Just watched Paul Babeu, the sheriff of Pinal County, Arizona, get his ass handed to him by Al Sharpton on MSNBC. Babeu sent President Obama a letter informing him that he would defy any executive orders on gun control he deemed to be unconstitutional. Credit for him actually daring to appear on MSNBC as opposed to the usual friendly confines of Fox, but Sharpton dissected him thoroughly: Babeu couldn't name a single executive order Obama has issued or is considering issuing that he would defy (nor could he even name one of the orders, period), started yawping about immigration and "Fast and Furious" when pressed, and ended up just circling the drain. Another day, another teabagging idiot gets pwned in the real world. (Maybe not entirely -- though he is a far-right Republican who has a bee up his ass about immigration, Babeu seems quite competent in other areas.)
But that's not the point I'm making. Babeu seems to be pushing the idea that he has the ultimate power of enforcement AND interpretation in his county, because he is the elected sheriff. That is a core tenet of the "Sovereignty" paradigm.
The Montana Freemen were perhaps the best known of the gun-frenzied, white-nationalist right-wingers who espoused the tenets of that belief system. The SPLC has tons of material on the subject. You might remember J.T. Ready as one of the movement's recent headline-grabbers. Wikipedia gives a decent rundown on the subject, though it doesn't focus as strongly on the racist and violent underpinnings of the movement as it might. You might also recognize the same drivel from the Posse Comitatus crowd.
I won't bother going through the tenets of the movement; they differ depending on who you talk to, and they are often muddied, contradictory, and patently illegitimate. If you want to read longwinded diatribes about the yellow fringe on the flag and admiralty law, for example, you can. I've read some of it, and it drives me to the ibuprofen bottle.
I don't know whether Babeu is an adherent of the sovereignty movement or not. He's made some interesting headlines in his apparent embrace of white supremacism. Where white supremacy goes, sovereignty often follows. A quick Google search finds nothing specific.
But to assert the authority of the local sheriff as trumping state and federal laws and edicts is at the heart of the sovereign citizen philosophy.

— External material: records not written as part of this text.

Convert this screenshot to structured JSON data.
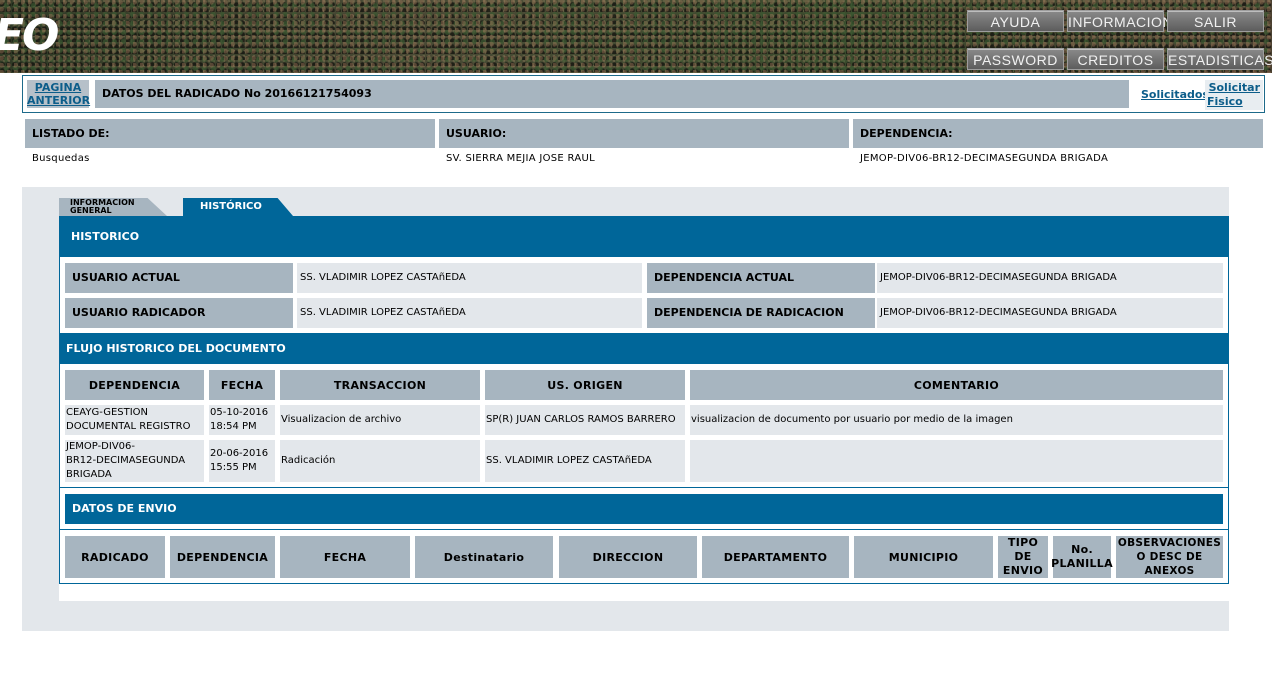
{
  "banner": {
    "logo_text": "EO",
    "nav": {
      "ayuda": "AYUDA",
      "informacion": "INFORMACION",
      "salir": "SALIR",
      "password": "PASSWORD",
      "creditos": "CREDITOS",
      "estadisticas": "ESTADISTICAS"
    }
  },
  "header": {
    "pagina_anterior_line1": "PAGINA",
    "pagina_anterior_line2": "ANTERIOR",
    "title": "DATOS DEL RADICADO No 20166121754093",
    "solicitados": "Solicitados",
    "solicitar_line1": "Solicitar",
    "solicitar_line2": "Fisico"
  },
  "listing": {
    "labels": {
      "listado": "LISTADO DE:",
      "usuario": "USUARIO:",
      "dependencia": "DEPENDENCIA:"
    },
    "values": {
      "listado": "Busquedas",
      "usuario": "SV. SIERRA MEJIA JOSE RAUL",
      "dependencia": "JEMOP-DIV06-BR12-DECIMASEGUNDA BRIGADA"
    }
  },
  "tabs": {
    "info_line1": "INFORMACION",
    "info_line2": "GENERAL",
    "historico": "HISTÓRICO"
  },
  "historico": {
    "title": "HISTORICO",
    "usuario_actual_label": "USUARIO ACTUAL",
    "usuario_actual_value": "SS. VLADIMIR LOPEZ CASTAñEDA",
    "dependencia_actual_label": "DEPENDENCIA ACTUAL",
    "dependencia_actual_value": "JEMOP-DIV06-BR12-DECIMASEGUNDA BRIGADA",
    "usuario_radicador_label": "USUARIO RADICADOR",
    "usuario_radicador_value": "SS. VLADIMIR LOPEZ CASTAñEDA",
    "dependencia_radicacion_label": "DEPENDENCIA DE RADICACION",
    "dependencia_radicacion_value": "JEMOP-DIV06-BR12-DECIMASEGUNDA BRIGADA"
  },
  "flujo": {
    "title": "FLUJO HISTORICO DEL DOCUMENTO",
    "columns": [
      "DEPENDENCIA",
      "FECHA",
      "TRANSACCION",
      "US. ORIGEN",
      "COMENTARIO"
    ],
    "rows": [
      {
        "dependencia_l1": "CEAYG-GESTION",
        "dependencia_l2": "DOCUMENTAL REGISTRO",
        "dependencia_l3": "",
        "fecha_l1": "05-10-2016",
        "fecha_l2": "18:54 PM",
        "transaccion": "Visualizacion de archivo",
        "origen": "SP(R) JUAN CARLOS RAMOS BARRERO",
        "comentario": "visualizacion de documento por usuario por medio de la imagen"
      },
      {
        "dependencia_l1": "JEMOP-DIV06-",
        "dependencia_l2": "BR12-DECIMASEGUNDA",
        "dependencia_l3": "BRIGADA",
        "fecha_l1": "20-06-2016",
        "fecha_l2": "15:55 PM",
        "transaccion": "Radicación",
        "origen": "SS. VLADIMIR LOPEZ CASTAñEDA",
        "comentario": ""
      }
    ]
  },
  "envio": {
    "title": "DATOS DE ENVIO",
    "columns": {
      "radicado": "RADICADO",
      "dependencia": "DEPENDENCIA",
      "fecha": "FECHA",
      "destinatario": "Destinatario",
      "direccion": "DIRECCION",
      "departamento": "DEPARTAMENTO",
      "municipio": "MUNICIPIO",
      "tipo_l1": "TIPO",
      "tipo_l2": "DE",
      "tipo_l3": "ENVIO",
      "planilla_l1": "No.",
      "planilla_l2": "PLANILLA",
      "obs_l1": "OBSERVACIONES",
      "obs_l2": "O DESC DE",
      "obs_l3": "ANEXOS"
    }
  },
  "colors": {
    "accent_blue": "#006699",
    "header_gray": "#a7b5c0",
    "cell_gray": "#e3e7eb",
    "link_blue": "#0c5d8a"
  }
}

I don't have the answers for Babeu's position. It's quite possible he has committed career suicide, though what would get him bounced from office like a superball in most states might actually help him in Arizona. He sure sounds like he's climbed on the sovereignty crazy train, but I can't say for sure. It's a subject worth pursuing, especially by Arizonans who know far more about the situation than I do. For me, the question is clear: if you're the sheriff and you don't think you can uphold the law or lawfully issued directives, you resign. If not, you shut up and do it. But Babeu sees things differently, and so do the sovereignists.
5:54 PM PT: Recommended? Thank you! Now let's turn up the heat on Little Lord Babeu.